Genetic Regulation of Physiological Reproductive Lifespan and Female Fertility

Abstract

There is substantial genetic variation for common traits associated with reproductive lifespan and for common diseases influencing female fertility. Progress in high-throughput sequencing and genome-wide association studies (GWAS) have transformed our understanding of common genetic risk factors for complex traits and diseases influencing reproductive lifespan and fertility. The data emerging from GWAS demonstrate the utility of genetics to explain epidemiological observations, revealing shared biological pathways linking puberty timing, fertility, reproductive ageing and health outcomes. The observations also identify unique genetic risk factors specific to different reproductive diseases impacting on female fertility. Sequencing in patients with primary ovarian insufficiency (POI) have identified mutations in a large number of genes while GWAS have revealed shared genetic risk factors for POI and ovarian ageing. Studies on age at menopause implicate DNA damage/repair genes with implications for follicle health and ageing. In addition to the discovery of individual genes and pathways, the increasingly powerful studies on common genetic risk factors help interpret the underlying relationships and direction of causation in the regulation of reproductive lifespan, fertility and related traits.

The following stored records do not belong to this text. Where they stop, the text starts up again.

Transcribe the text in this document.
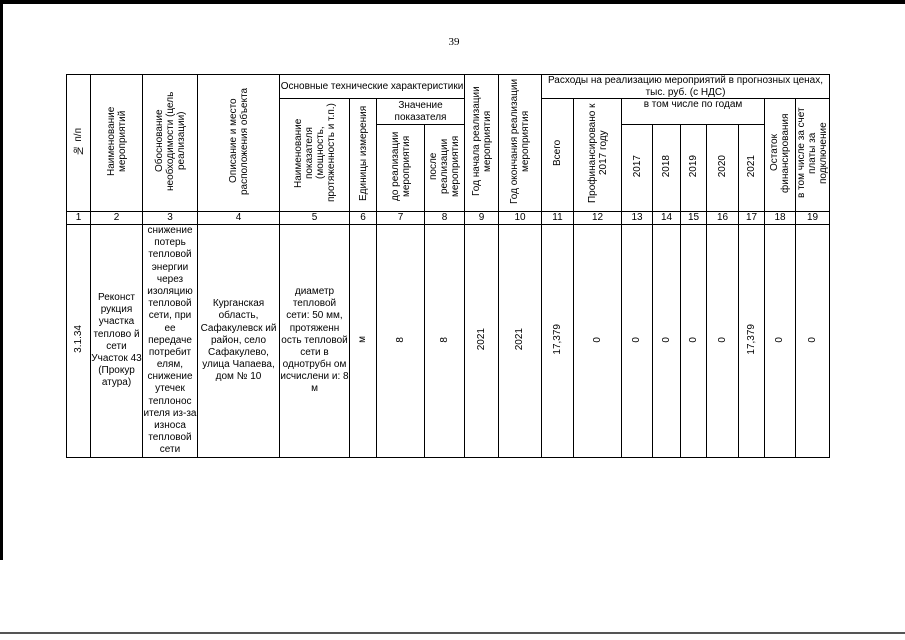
39
№ п/п	Наименование мероприятий	Обоснование необходимости (цель реализации)	Описание и место расположения объекта	Основные технические характеристики				Год начала реализации мероприятия	Год окончания реализации мероприятия	Расходы на реализацию мероприятий в прогнозных ценах, тыс. руб. (с НДС)								
				Наименование показателя (мощность, протяженность и т.п.)	Единицы измерения	Значение показателя				Всего	Профинансировано к 2017 году	в том числе по годам					Остаток финансирования	в том числе за счет платы за подключение

						до реализации мероприятия	после реализации мероприятия					2017	2018	2019	2020	2021		

1	2	3	4	5	6	7	8	9	10	11	12	13	14	15	16	17	18	19
3.1.34	Реконст рукция участка теплово й сети Участок 43 (Прокур атура)	снижение потерь тепловой энергии через изоляцию тепловой сети, при ее передаче потребит елям, снижение утечек теплонос ителя из-за износа тепловой сети	Курганская область, Сафакулевск ий район, село Сафакулево, улица Чапаева, дом № 10	диаметр тепловой сети: 50 мм, протяженн ость тепловой сети в однотрубн ом исчислени и: 8 м	м	8	8	2021	2021	17,379	0	0	0	0	0	17,379	0	0
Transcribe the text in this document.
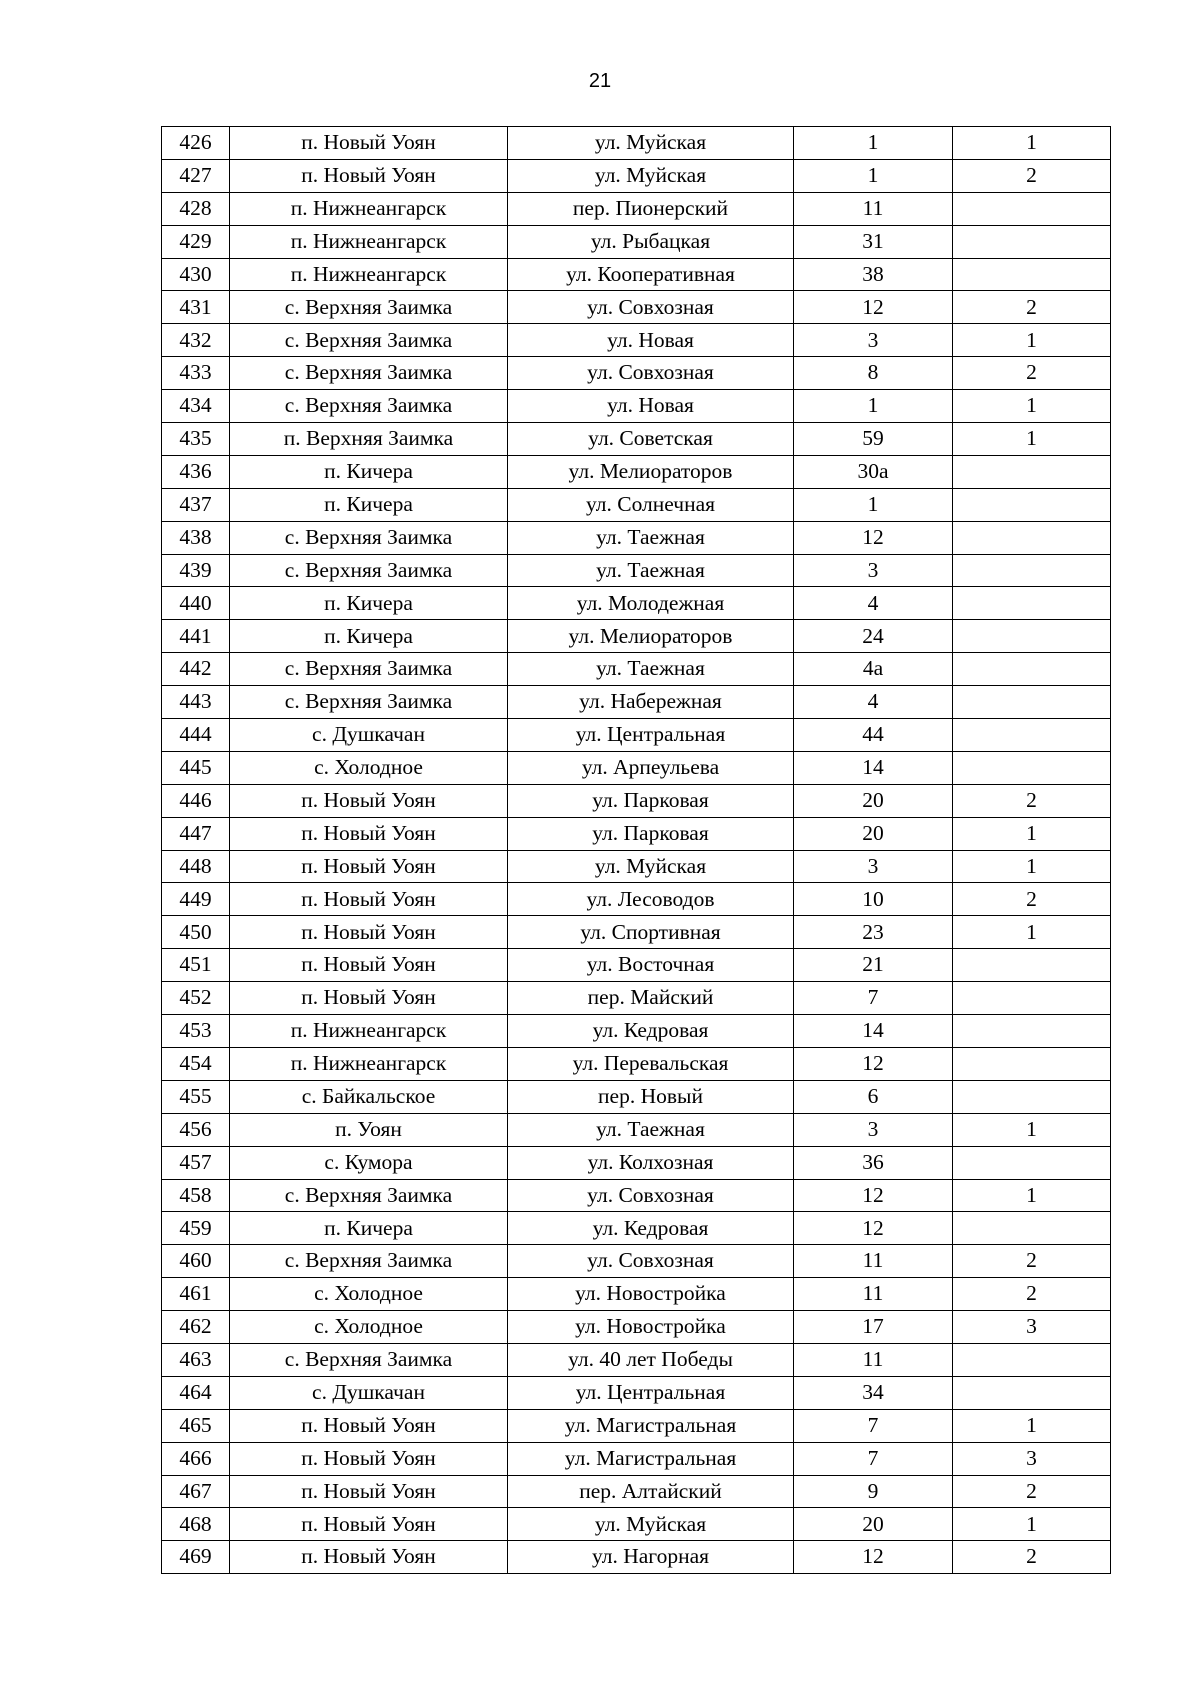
21
426	п. Новый Уоян	ул. Муйская	1	1
427	п. Новый Уоян	ул. Муйская	1	2
428	п. Нижнеангарск	пер. Пионерский	11	
429	п. Нижнеангарск	ул. Рыбацкая	31	
430	п. Нижнеангарск	ул. Кооперативная	38	
431	с. Верхняя Заимка	ул. Совхозная	12	2
432	с. Верхняя Заимка	ул. Новая	3	1
433	с. Верхняя Заимка	ул. Совхозная	8	2
434	с. Верхняя Заимка	ул. Новая	1	1
435	п. Верхняя Заимка	ул. Советская	59	1
436	п. Кичера	ул. Мелиораторов	30а	
437	п. Кичера	ул. Солнечная	1	
438	с. Верхняя Заимка	ул. Таежная	12	
439	с. Верхняя Заимка	ул. Таежная	3	
440	п. Кичера	ул. Молодежная	4	
441	п. Кичера	ул. Мелиораторов	24	
442	с. Верхняя Заимка	ул. Таежная	4а	
443	с. Верхняя Заимка	ул. Набережная	4	
444	с. Душкачан	ул. Центральная	44	
445	с. Холодное	ул. Арпеульева	14	
446	п. Новый Уоян	ул. Парковая	20	2
447	п. Новый Уоян	ул. Парковая	20	1
448	п. Новый Уоян	ул. Муйская	3	1
449	п. Новый Уоян	ул. Лесоводов	10	2
450	п. Новый Уоян	ул. Спортивная	23	1
451	п. Новый Уоян	ул. Восточная	21	
452	п. Новый Уоян	пер. Майский	7	
453	п. Нижнеангарск	ул. Кедровая	14	
454	п. Нижнеангарск	ул. Перевальская	12	
455	с. Байкальское	пер. Новый	6	
456	п. Уоян	ул. Таежная	3	1
457	с. Кумора	ул. Колхозная	36	
458	с. Верхняя Заимка	ул. Совхозная	12	1
459	п. Кичера	ул. Кедровая	12	
460	с. Верхняя Заимка	ул. Совхозная	11	2
461	с. Холодное	ул. Новостройка	11	2
462	с. Холодное	ул. Новостройка	17	3
463	с. Верхняя Заимка	ул. 40 лет Победы	11	
464	с. Душкачан	ул. Центральная	34	
465	п. Новый Уоян	ул. Магистральная	7	1
466	п. Новый Уоян	ул. Магистральная	7	3
467	п. Новый Уоян	пер. Алтайский	9	2
468	п. Новый Уоян	ул. Муйская	20	1
469	п. Новый Уоян	ул. Нагорная	12	2
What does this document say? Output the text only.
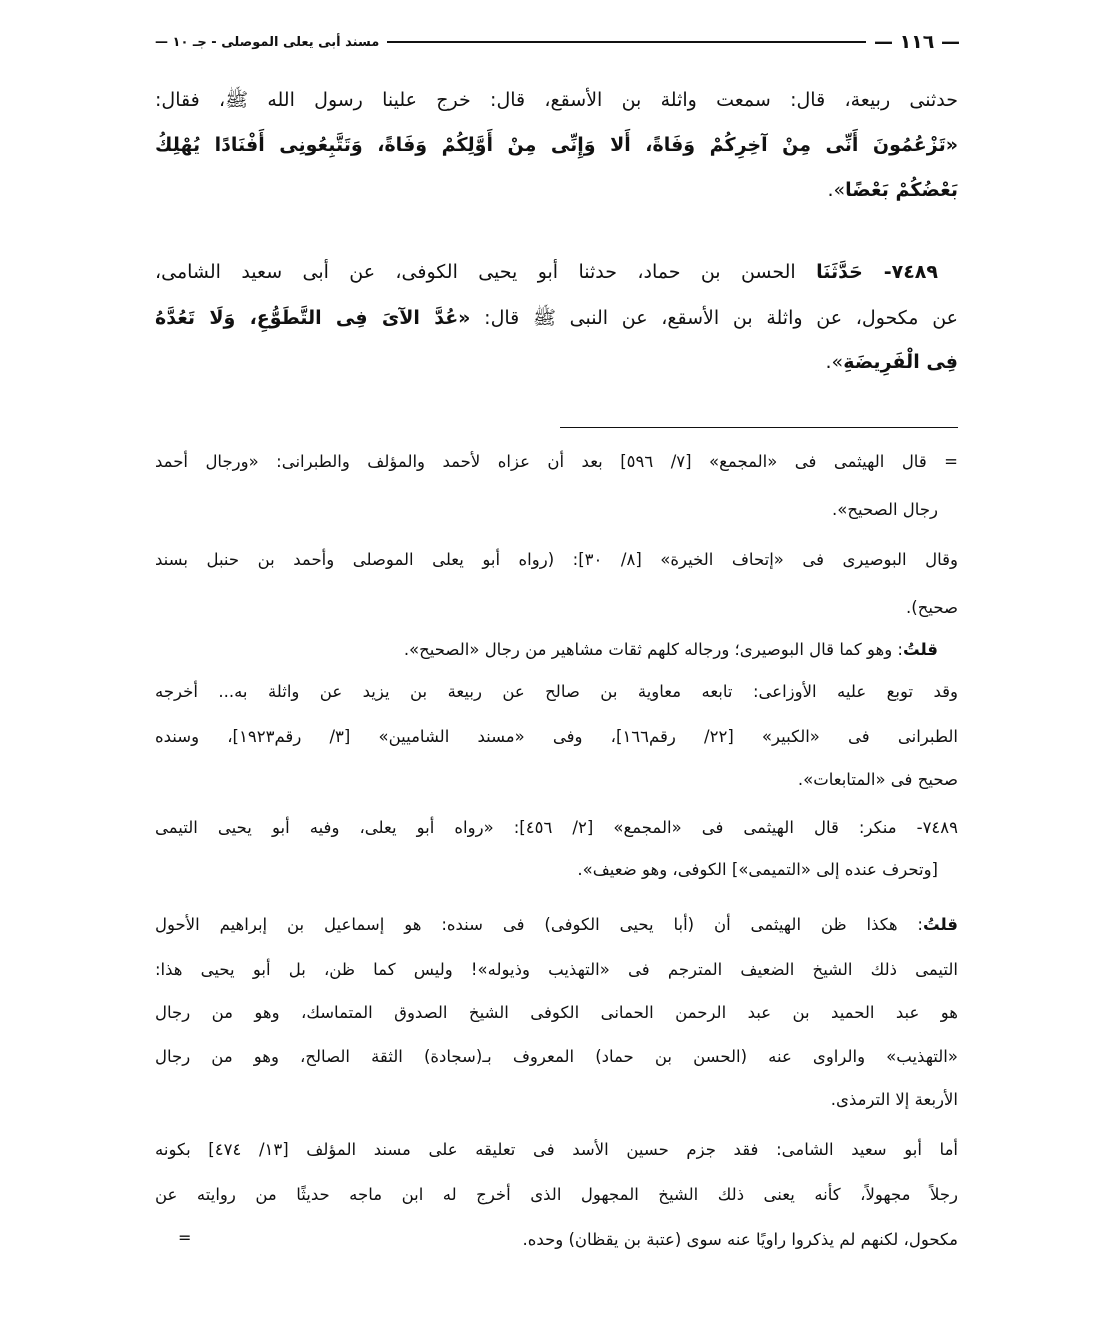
— ١١٦ —
مسند أبى يعلى الموصلى - جـ ١٠ —
حدثنى ربيعة، قال: سمعت واثلة بن الأسقع، قال: خرج علينا رسول الله ﷺ، فقال:
«تَزْعُمُونَ أَنِّى مِنْ آخِرِكُمْ وَفَاةً، أَلا وَإِنِّى مِنْ أَوَّلِكُمْ وَفَاةً، وَتَتَّبِعُونِى أَفْنَادًا يُهْلِكُ
بَعْضُكُمْ بَعْضًا».
٧٤٨٩- حَدَّثَنَا الحسن بن حماد، حدثنا أبو يحيى الكوفى، عن أبى سعيد الشامى،
عن مكحول، عن واثلة بن الأسقع، عن النبى ﷺ قال: «عُدَّ الآىَ فِى التَّطَوُّعِ، وَلَا تَعُدَّهُ
فِى الْفَرِيضَةِ».
= قال الهيثمى فى «المجمع» [٧/ ٥٩٦] بعد أن عزاه لأحمد والمؤلف والطبرانى: «ورجال أحمد
رجال الصحيح».
وقال البوصيرى فى «إتحاف الخيرة» [٨/ ٣٠]: (رواه أبو يعلى الموصلى وأحمد بن حنبل بسند
صحيح).
قلتُ: وهو كما قال البوصيرى؛ ورجاله كلهم ثقات مشاهير من رجال «الصحيح».
وقد توبع عليه الأوزاعى: تابعه معاوية بن صالح عن ربيعة بن يزيد عن واثلة به... أخرجه
الطبرانى فى «الكبير» [٢٢/ رقم١٦٦]، وفى «مسند الشاميين» [٣/ رقم١٩٢٣]، وسنده
صحيح فى «المتابعات».
٧٤٨٩- منكر: قال الهيثمى فى «المجمع» [٢/ ٤٥٦]: «رواه أبو يعلى، وفيه أبو يحيى التيمى
[وتحرف عنده إلى «التميمى»] الكوفى، وهو ضعيف».
قلتُ: هكذا ظن الهيثمى أن (أبا يحيى الكوفى) فى سنده: هو إسماعيل بن إبراهيم الأحول
التيمى ذلك الشيخ الضعيف المترجم فى «التهذيب وذيوله»! وليس كما ظن، بل أبو يحيى هذا:
هو عبد الحميد بن عبد الرحمن الحمانى الكوفى الشيخ الصدوق المتماسك، وهو من رجال
«التهذيب» والراوى عنه (الحسن بن حماد) المعروف بـ(سجادة) الثقة الصالح، وهو من رجال
الأربعة إلا الترمذى.
أما أبو سعيد الشامى: فقد جزم حسين الأسد فى تعليقه على مسند المؤلف [١٣/ ٤٧٤] بكونه
رجلاً مجهولاً، كأنه يعنى ذلك الشيخ المجهول الذى أخرج له ابن ماجه حديثًا من روايته عن
مكحول، لكنهم لم يذكروا راويًا عنه سوى (عتبة بن يقظان) وحده.
=
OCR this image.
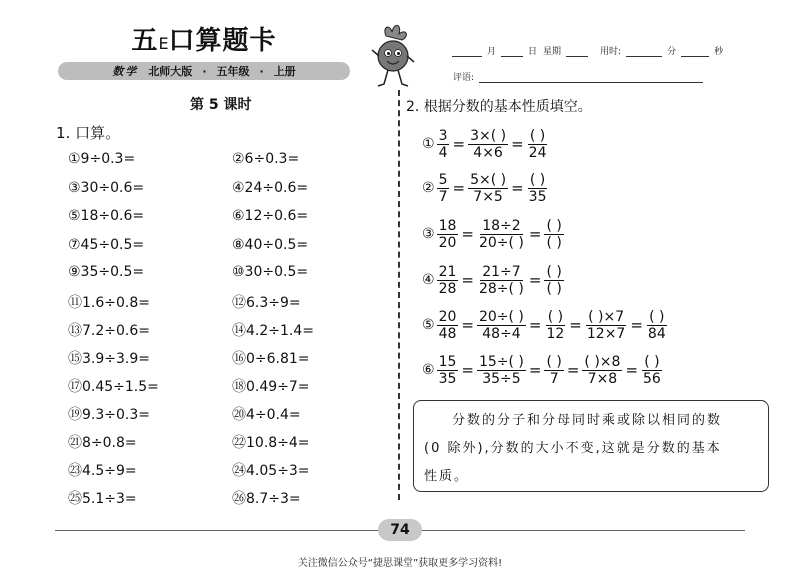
五E口算题卡
数学 北师大版 · 五年级 · 上册
月	日 星期	用时:	分	秒
评语:
第 5 课时
1. 口算。
①9÷0.3=	②6÷0.3=
③30÷0.6=	④24÷0.6=
⑤18÷0.6=	⑥12÷0.6=
⑦45÷0.5=	⑧40÷0.5=
⑨35÷0.5=	⑩30÷0.5=
⑪1.6÷0.8=	⑫6.3÷9=
⑬7.2÷0.6=	⑭4.2÷1.4=
⑮3.9÷3.9=	⑯0÷6.81=
⑰0.45÷1.5=	⑱0.49÷7=
⑲9.3÷0.3=	⑳4÷0.4=
㉑8÷0.8=	㉒10.8÷4=
㉓4.5÷9=	㉔4.05÷3=
㉕5.1÷3=	㉖8.7÷3=
2. 根据分数的基本性质填空。
① $\frac{3}{4} = \frac{3\times( )}{4\times 6} = \frac{( )}{24}$
② $\frac{5}{7} = \frac{5\times( )}{7\times 5} = \frac{( )}{35}$
③ $\frac{18}{20} = \frac{18\div 2}{20\div( )} = \frac{( )}{( )}$
④ $\frac{21}{28} = \frac{21\div 7}{28\div( )} = \frac{( )}{( )}$
⑤ $\frac{20}{48} = \frac{20\div( )}{48\div 4} = \frac{( )}{12} = \frac{( )\times 7}{12\times 7} = \frac{( )}{84}$
⑥ $\frac{15}{35} = \frac{15\div( )}{35\div 5} = \frac{( )}{7} = \frac{( )\times 8}{7\times 8} = \frac{( )}{56}$
分数的分子和分母同时乘或除以相同的数
(0 除外),分数的大小不变,这就是分数的基本
性质。
74
关注微信公众号“捷思课堂”获取更多学习资料!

Keywords: AMH; FSH; Keywords: reproductive lifespan; fertility; genetic variation; menopause; review.

Figure 1

The location and lead SNP for genetic variants significantly associated with the measured concentrations of key hormones involved in hypothalamic-pituitary regulation of ovarian function. The nearest gene to the lead SNP for each genetic signal is also given.

Figure 2

The location of SNPs significantly associated with reproductive traits and diseases from GWAS studies in the region immediately upstream of the FSHB locus on chromosome 11. The scale at the bottom of the figure is given in kilobases (kb) based on coordinates for human chromosome 11 build hg38. Lead SNPs identified in individual studies are shown below the dotted line and the individual traits and diseases associated with those lead SNPs are listed in the boxes above the line (see Table 3). The four SNPs are all highly correlated and haplotype analysis showing the association of alleles for individual SNPs identified four common allelic combinations or haplotypes with the expected frequencies of each haplotype shown in the circles to the right of each combination.

Figure 3

The application of Mendelian Randomisation to evaluate use of anti-Müllerian hormone (AMH) as a biomarker for ovarian reserve. Genome-wide association studies (GWAS) have identified 56 genetic variants associated with menopause timing [31]. Mendelian Randomisation was used to assess association of menopause timing (a proxy for ovarian reserve) with AMH concentrations [41] making use of the 56 genetic variants associated with age at natural menopause (ANM) to genetically predicted age at menopause. Earlier predicted ANM was associated with higher AMH concentrations supporting the use of AMH to measure ovarian reserve [41].